Tout le monde a déjà pu faire l’expérience d’un état hypnotique dans sa vie quotidienne. Etre hypnotisé par un paysage, un feu de cheminée, ou même par l’évasion d’un bon roman. L’hypnose cherche à provoquer intentionnellement cet état de conscience modifiée, ce moment précis où les choses sont perçues autrement.
Perte de contrôle, manipulation, ésotérisme. Les stéréotypes concernant l’hypnose ont la vie dure. « Les gens ont des représentations de l’hypnose très éloignées de la réalité. Ils imaginent que sous hypnose, ils sont inconscients et que l’on peut prendre le contrôle sur eux. Ce qui est évidement faux », précise Vianney Descroix, chirurgien-dentiste et chef du service odontologie de l’Hôpital de la Pitié Salpêtrière à Paris.
L’hypnose de spectacle a permis de populariser la pratique, mais lui a aussi conféré une dimension mystique.
« L’hypnose deviendrait ainsi quelque chose d’un peu maléfique et mystérieuse alors qu’au contraire, c’est une pratique bienveillante, proche des gens et de leurs besoins », ajoute-t-il.
Si l’on considère l’hypnose comme un phénomène naturel, elle se pratique depuis toujours. Les chamans ont d’ailleurs toujours utilisé des techniques de transe hypnotique comme outils de guérison.
Dans les pays occidentaux, c’est à partir du XVIIIème siècle que l’hypnose médicale se développe, notamment avec le médecin autrichien Anton Mesmer, un des premiers à inventer le magnétisme sur les animaux, et à chercher à provoquer chez les êtres humains cet état de focalisation de l’attention.
Le médecin britannique James Braid confère à la pratique un usage médical fiable. Il introduit l’hypnose dans la chirurgie. Après sa mort, le flambeau a été repris par des Français, dont les neurologues Hyppolite Bernheim à Nancy et Jean Charcot, à la Salpêtrière à Paris.

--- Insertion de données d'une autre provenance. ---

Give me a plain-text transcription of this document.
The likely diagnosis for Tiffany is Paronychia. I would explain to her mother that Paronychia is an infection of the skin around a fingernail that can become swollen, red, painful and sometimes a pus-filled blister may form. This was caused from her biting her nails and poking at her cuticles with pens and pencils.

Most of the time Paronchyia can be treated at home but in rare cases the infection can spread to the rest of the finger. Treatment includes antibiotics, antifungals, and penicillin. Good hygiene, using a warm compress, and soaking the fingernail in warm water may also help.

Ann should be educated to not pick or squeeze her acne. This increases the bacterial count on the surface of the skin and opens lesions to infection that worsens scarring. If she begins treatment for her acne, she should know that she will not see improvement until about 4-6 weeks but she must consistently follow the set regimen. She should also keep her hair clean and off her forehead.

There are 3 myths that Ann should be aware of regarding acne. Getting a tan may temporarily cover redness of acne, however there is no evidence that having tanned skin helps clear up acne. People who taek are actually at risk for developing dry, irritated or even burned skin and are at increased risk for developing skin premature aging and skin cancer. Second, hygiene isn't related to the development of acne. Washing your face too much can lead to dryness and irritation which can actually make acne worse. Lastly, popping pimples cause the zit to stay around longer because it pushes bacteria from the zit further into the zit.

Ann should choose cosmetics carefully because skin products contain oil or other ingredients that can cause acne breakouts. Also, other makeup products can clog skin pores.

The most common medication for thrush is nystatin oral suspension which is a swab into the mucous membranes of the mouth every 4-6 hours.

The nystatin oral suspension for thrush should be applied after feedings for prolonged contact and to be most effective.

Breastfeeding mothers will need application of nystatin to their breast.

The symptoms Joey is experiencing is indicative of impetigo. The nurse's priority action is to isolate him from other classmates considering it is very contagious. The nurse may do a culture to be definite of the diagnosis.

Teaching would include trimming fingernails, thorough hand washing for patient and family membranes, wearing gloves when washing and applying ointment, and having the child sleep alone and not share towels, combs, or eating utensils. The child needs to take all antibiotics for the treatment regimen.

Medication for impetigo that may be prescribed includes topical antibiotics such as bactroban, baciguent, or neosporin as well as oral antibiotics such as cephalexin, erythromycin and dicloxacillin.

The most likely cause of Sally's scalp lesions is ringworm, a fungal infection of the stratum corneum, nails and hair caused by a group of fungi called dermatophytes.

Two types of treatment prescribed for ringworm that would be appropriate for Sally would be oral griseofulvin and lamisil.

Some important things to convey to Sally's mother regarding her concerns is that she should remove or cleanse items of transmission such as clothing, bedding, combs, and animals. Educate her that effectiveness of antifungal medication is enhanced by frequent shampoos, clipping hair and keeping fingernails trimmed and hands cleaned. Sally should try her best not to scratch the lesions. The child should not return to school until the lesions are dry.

Dès 1923, Milton Erikson met en place une forme d'hypnose, à laquelle il lègue son nom. C’est l’hypnose eriksonienne, qui est la forme d'hypnose la plus pratiquée de nos jours. La British Medical Society reconnaît à l'hypnose un rôle de procédure médicale dès 1955.
Arrêter la cigarette, lutter contre l’anxiété ou apprendre les langues vivantes. L’hypnose est partout, mais est-elle vraiment efficace dans tous les domaines ?

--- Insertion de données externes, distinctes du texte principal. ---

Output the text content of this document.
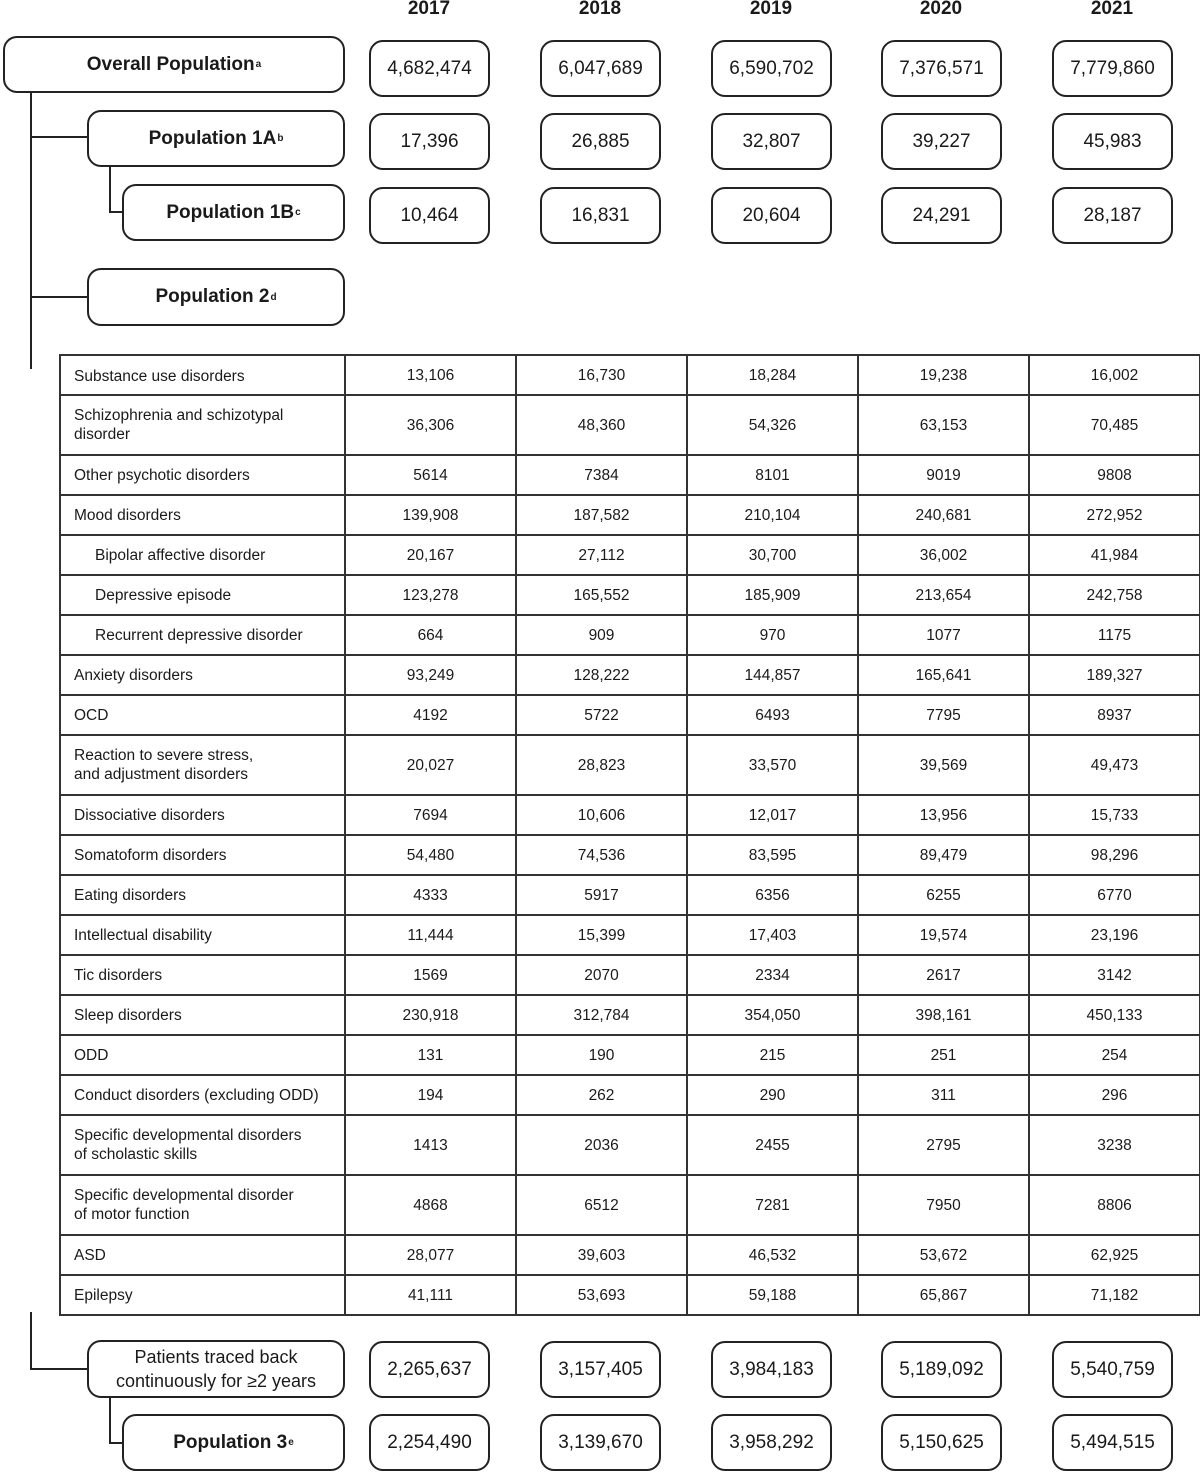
2017	2018	2019	2020	2021
Overall Population a	4,682,474	6,047,689	6,590,702	7,376,571	7,779,860
Population 1A b	17,396	26,885	32,807	39,227	45,983
Population 1B c	10,464	16,831	20,604	24,291	28,187
Population 2 d
Substance use disorders	13,106	16,730	18,284	19,238	16,002
Schizophrenia and schizotypal
disorder	36,306	48,360	54,326	63,153	70,485
Other psychotic disorders	5614	7384	8101	9019	9808
Mood disorders	139,908	187,582	210,104	240,681	272,952
Bipolar affective disorder	20,167	27,112	30,700	36,002	41,984
Depressive episode	123,278	165,552	185,909	213,654	242,758
Recurrent depressive disorder	664	909	970	1077	1175
Anxiety disorders	93,249	128,222	144,857	165,641	189,327
OCD	4192	5722	6493	7795	8937
Reaction to severe stress,
and adjustment disorders	20,027	28,823	33,570	39,569	49,473
Dissociative disorders	7694	10,606	12,017	13,956	15,733
Somatoform disorders	54,480	74,536	83,595	89,479	98,296
Eating disorders	4333	5917	6356	6255	6770
Intellectual disability	11,444	15,399	17,403	19,574	23,196
Tic disorders	1569	2070	2334	2617	3142
Sleep disorders	230,918	312,784	354,050	398,161	450,133
ODD	131	190	215	251	254
Conduct disorders (excluding ODD)	194	262	290	311	296
Specific developmental disorders
of scholastic skills	1413	2036	2455	2795	3238
Specific developmental disorder
of motor function	4868	6512	7281	7950	8806
ASD	28,077	39,603	46,532	53,672	62,925
Epilepsy	41,111	53,693	59,188	65,867	71,182
Patients traced back
continuously for ≥2 years
2,265,637	3,157,405	3,984,183	5,189,092	5,540,759
Population 3 e	2,254,490	3,139,670	3,958,292	5,150,625	5,494,515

Pour le docteur Descroix, différentes études scientifiques ont démontré son efficacité dans le champ somatique au bloc opératoire, pour diminuer l’anxiété et la douleur des malades.

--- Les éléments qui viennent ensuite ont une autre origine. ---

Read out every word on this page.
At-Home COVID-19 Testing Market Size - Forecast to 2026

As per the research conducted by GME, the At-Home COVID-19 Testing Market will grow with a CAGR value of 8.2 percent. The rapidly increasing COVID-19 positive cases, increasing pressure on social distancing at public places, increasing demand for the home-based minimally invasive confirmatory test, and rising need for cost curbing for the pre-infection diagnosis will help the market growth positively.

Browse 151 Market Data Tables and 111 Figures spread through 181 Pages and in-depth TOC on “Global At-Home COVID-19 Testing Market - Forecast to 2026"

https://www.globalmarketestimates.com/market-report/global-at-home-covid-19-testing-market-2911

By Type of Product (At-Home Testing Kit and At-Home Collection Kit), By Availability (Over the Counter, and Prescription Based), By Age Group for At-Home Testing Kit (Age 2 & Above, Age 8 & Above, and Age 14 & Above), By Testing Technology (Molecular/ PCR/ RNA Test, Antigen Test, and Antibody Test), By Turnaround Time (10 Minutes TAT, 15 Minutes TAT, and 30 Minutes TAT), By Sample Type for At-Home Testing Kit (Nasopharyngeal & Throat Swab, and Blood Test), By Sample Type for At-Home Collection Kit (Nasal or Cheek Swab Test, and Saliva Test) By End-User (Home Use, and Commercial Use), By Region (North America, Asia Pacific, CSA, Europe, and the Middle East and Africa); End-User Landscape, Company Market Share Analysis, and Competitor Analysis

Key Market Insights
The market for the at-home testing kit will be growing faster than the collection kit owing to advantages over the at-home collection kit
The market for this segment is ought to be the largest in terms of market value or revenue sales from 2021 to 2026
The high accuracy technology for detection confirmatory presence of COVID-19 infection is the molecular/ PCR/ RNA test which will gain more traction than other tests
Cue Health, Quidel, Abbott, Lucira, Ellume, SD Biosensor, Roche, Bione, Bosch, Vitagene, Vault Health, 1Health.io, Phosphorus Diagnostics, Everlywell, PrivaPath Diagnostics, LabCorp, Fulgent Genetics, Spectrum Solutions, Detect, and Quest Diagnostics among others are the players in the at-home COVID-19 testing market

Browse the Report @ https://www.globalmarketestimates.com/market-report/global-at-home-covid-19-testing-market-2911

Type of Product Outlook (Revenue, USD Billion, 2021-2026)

L’hypnose permet également de soulager les patients atteints de maladies liées à l’intestin irritable. Dans le champ de la psychologie, « on a encore des doutes et des questions, mais de plus en plus de données scientifiques nous prouvent que l’hypnose a un apport très positif », reprend l’hypnothérapeute.
En revanche, pour le professionnel, il y a très peu d’informations pour valider l’efficacité de l’hypnose pour apprendre les langues étrangères. Il dénonce une possible dérive: « les gens s’assoient sur la notoriété actuelle de l’hypnose, pour vendre tout et n’importe quoi ! ».